Anything you are particularly proud of?
Last year about half my students on the level 3 Extended Diploma in Animal Management course got to university. The number was up 25% on the figure just a few years ago. It’s great to see so many more students wanting to take things that bit further. I’ve also been pleasantly surprised that Teesside University has asked us to deliver some of the modules for their animal science and welfare degree course. Also, one of our students was offered a highly sought-after conditional place on a vet school course just five days after applications closed. She just has to meet her predicted grades.
What personal qualities and skills do you need to do your job?
Good communication, written, oral and IT skills and sound knowledge of the qualifications you’ll be teaching and how they are changing.
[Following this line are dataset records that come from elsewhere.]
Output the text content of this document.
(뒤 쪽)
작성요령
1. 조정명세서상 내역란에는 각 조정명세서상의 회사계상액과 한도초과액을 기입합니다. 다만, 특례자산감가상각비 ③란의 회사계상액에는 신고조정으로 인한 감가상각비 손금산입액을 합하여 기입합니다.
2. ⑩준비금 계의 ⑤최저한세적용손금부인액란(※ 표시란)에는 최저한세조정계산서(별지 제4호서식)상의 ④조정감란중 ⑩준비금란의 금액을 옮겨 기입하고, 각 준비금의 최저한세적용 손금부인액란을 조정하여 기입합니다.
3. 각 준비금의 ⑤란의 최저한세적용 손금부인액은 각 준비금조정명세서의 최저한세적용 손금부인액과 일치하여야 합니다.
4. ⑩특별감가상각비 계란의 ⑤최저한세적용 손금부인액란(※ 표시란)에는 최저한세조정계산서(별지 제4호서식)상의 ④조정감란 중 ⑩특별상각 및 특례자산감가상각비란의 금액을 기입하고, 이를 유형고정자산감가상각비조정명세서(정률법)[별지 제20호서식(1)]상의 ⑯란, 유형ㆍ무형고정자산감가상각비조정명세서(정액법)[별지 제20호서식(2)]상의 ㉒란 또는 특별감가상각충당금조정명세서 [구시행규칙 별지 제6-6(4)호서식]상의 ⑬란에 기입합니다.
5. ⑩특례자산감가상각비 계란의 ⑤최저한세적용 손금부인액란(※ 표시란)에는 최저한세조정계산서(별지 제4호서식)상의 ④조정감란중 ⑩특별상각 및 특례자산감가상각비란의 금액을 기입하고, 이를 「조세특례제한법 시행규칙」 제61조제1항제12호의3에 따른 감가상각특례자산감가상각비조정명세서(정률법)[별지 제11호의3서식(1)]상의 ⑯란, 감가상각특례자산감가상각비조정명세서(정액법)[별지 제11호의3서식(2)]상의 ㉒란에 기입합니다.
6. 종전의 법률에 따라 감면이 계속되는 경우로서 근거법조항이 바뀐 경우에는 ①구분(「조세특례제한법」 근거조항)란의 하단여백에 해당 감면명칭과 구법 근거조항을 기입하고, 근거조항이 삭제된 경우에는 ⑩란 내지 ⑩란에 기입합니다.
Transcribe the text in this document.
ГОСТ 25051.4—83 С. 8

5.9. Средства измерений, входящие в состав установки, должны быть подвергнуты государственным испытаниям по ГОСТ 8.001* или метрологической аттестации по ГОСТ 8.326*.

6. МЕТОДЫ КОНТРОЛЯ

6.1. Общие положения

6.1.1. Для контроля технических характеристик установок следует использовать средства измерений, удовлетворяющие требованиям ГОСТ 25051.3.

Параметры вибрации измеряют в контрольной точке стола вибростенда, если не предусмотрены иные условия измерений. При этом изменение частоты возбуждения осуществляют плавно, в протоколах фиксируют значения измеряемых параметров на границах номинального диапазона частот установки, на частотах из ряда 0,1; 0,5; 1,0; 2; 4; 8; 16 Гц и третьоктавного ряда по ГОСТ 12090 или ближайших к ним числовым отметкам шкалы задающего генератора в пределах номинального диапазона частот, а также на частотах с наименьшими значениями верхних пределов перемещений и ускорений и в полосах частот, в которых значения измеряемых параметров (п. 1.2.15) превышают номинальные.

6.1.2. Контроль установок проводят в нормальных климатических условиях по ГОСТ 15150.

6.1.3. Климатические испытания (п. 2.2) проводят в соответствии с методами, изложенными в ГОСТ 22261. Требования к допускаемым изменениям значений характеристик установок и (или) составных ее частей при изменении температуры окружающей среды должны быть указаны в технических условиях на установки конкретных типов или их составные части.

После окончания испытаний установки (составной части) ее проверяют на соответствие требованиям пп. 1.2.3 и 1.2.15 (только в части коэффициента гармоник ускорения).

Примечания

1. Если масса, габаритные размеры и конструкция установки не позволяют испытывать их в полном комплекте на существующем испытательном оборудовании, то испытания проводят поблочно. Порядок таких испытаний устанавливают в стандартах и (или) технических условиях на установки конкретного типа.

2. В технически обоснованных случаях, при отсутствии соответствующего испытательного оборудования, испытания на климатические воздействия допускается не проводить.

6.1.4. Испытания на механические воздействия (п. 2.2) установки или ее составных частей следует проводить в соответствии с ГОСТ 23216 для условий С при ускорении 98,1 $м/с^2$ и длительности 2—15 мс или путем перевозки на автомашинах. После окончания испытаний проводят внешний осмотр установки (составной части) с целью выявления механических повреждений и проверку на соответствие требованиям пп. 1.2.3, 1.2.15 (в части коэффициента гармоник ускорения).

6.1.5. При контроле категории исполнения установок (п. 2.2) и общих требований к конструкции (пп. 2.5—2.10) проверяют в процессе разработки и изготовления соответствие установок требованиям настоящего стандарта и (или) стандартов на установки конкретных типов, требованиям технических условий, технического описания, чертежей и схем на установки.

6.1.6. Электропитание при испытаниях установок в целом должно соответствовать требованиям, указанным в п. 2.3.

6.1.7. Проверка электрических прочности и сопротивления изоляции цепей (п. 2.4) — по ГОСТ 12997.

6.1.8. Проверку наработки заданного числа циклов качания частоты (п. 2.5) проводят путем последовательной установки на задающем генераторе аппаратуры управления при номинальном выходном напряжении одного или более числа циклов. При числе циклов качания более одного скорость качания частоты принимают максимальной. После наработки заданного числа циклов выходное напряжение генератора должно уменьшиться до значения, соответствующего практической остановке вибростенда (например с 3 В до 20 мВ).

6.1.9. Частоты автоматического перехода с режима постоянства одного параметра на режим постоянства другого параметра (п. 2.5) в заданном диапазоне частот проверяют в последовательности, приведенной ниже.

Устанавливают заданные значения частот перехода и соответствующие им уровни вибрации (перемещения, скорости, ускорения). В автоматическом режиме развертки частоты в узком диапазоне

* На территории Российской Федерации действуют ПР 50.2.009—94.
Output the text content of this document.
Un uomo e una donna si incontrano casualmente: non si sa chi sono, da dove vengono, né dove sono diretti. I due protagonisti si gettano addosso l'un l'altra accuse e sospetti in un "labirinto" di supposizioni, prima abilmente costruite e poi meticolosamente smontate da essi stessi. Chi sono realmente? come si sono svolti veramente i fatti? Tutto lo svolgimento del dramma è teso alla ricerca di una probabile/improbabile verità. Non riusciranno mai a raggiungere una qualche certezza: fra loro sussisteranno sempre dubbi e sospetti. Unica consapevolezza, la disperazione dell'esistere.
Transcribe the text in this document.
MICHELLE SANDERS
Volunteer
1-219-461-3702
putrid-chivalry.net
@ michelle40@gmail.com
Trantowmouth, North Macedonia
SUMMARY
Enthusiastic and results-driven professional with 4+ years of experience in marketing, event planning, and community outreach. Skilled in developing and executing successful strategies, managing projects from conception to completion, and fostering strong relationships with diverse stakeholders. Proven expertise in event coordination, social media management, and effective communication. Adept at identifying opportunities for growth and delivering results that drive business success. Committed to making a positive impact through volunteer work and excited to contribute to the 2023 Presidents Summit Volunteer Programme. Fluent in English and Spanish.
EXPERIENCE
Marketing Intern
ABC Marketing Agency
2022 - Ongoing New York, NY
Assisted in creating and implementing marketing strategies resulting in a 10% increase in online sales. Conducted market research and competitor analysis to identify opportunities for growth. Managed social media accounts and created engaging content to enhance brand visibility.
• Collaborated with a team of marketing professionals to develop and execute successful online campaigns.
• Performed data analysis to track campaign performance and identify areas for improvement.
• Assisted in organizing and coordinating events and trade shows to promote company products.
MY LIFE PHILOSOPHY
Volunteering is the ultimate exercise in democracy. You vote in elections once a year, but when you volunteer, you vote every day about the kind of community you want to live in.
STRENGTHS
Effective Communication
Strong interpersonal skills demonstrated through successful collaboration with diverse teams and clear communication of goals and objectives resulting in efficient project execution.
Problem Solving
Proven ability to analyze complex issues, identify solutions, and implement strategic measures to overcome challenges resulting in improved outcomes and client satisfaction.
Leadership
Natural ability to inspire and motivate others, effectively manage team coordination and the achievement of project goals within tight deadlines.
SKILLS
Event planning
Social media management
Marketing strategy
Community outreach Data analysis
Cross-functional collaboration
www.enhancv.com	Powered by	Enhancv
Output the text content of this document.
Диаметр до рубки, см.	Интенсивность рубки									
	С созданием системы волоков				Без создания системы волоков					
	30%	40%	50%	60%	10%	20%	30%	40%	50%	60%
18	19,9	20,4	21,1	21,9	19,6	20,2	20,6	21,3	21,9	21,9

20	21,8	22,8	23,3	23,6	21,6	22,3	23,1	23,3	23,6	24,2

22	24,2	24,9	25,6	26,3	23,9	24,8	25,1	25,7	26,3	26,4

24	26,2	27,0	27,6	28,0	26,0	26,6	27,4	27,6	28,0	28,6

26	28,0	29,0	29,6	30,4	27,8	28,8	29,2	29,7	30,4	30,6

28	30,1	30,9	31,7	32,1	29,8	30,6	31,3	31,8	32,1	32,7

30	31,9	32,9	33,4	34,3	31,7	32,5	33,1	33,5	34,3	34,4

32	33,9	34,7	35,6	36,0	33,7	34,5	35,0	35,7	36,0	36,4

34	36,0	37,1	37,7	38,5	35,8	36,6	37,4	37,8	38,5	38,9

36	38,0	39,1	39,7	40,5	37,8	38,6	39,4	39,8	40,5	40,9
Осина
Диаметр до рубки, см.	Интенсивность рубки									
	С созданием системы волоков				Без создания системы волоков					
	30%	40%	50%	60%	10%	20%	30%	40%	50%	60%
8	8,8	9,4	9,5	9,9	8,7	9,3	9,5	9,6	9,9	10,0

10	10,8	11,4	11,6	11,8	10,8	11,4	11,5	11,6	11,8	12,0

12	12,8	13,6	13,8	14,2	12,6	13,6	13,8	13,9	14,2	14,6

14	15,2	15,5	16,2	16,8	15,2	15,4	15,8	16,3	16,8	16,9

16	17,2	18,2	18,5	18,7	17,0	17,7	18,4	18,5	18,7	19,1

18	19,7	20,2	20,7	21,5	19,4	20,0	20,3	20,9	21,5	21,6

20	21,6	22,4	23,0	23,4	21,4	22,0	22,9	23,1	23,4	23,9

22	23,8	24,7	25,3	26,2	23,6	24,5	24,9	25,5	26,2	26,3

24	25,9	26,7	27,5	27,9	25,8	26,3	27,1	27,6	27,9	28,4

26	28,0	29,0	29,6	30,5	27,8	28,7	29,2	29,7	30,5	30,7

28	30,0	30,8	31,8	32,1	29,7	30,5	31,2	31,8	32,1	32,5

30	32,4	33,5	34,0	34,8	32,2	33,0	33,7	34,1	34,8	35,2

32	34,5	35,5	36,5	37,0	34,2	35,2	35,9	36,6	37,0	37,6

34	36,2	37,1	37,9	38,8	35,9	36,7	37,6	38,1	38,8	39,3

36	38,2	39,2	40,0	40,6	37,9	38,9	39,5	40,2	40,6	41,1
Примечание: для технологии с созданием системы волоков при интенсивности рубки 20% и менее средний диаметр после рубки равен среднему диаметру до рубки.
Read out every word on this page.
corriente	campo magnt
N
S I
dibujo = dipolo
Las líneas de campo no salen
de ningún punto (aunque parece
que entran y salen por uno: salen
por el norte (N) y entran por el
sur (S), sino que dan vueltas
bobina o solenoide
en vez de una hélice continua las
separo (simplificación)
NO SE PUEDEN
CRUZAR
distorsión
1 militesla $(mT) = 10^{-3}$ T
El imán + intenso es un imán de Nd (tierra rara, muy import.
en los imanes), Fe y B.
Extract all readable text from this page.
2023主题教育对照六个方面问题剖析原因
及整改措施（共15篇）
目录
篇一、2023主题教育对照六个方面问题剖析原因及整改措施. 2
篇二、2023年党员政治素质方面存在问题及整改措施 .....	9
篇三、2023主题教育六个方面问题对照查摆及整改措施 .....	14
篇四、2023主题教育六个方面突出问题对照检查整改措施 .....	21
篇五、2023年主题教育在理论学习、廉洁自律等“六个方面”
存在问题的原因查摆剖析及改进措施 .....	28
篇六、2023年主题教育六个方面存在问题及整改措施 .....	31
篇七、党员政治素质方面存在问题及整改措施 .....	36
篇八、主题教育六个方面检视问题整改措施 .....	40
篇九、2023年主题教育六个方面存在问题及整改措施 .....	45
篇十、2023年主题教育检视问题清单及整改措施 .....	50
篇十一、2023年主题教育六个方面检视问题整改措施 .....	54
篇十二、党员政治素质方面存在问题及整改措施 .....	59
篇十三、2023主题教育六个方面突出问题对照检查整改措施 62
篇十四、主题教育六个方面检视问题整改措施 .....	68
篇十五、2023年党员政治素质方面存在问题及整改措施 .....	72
You have to be well organised to hit key academic deadlines, and being able to treat everyone you work with as equals and a team is important. I only teach each first-year student one hour a week in five sessions but I make it a priority to get to know them and show I care about their progress on the course. It also helps to be open to new ideas as everything keeps changing - I often help out on the family farm to keep myself up to date on modern techniques.
The main thing is practical experience and theoretical knowledge in the areas you will be teaching. You also need a degree in a land-based subject and a teacher training qualification (such as a certificate of education - which I studied for in my own time during my first two years of teaching - or a PGCE). It is also worth taking the assessor and internal verifier qualifications.
What key question would you ask someone applying for your job?
How do you show a good understanding and interpretation of the data related to courses you want to teach?
What gets you up in the morning?
Interacting with students, and seeing them progress over two years and often go on to university. Every student journey is different and I want to have the same positive impact on my students as my teachers had on me.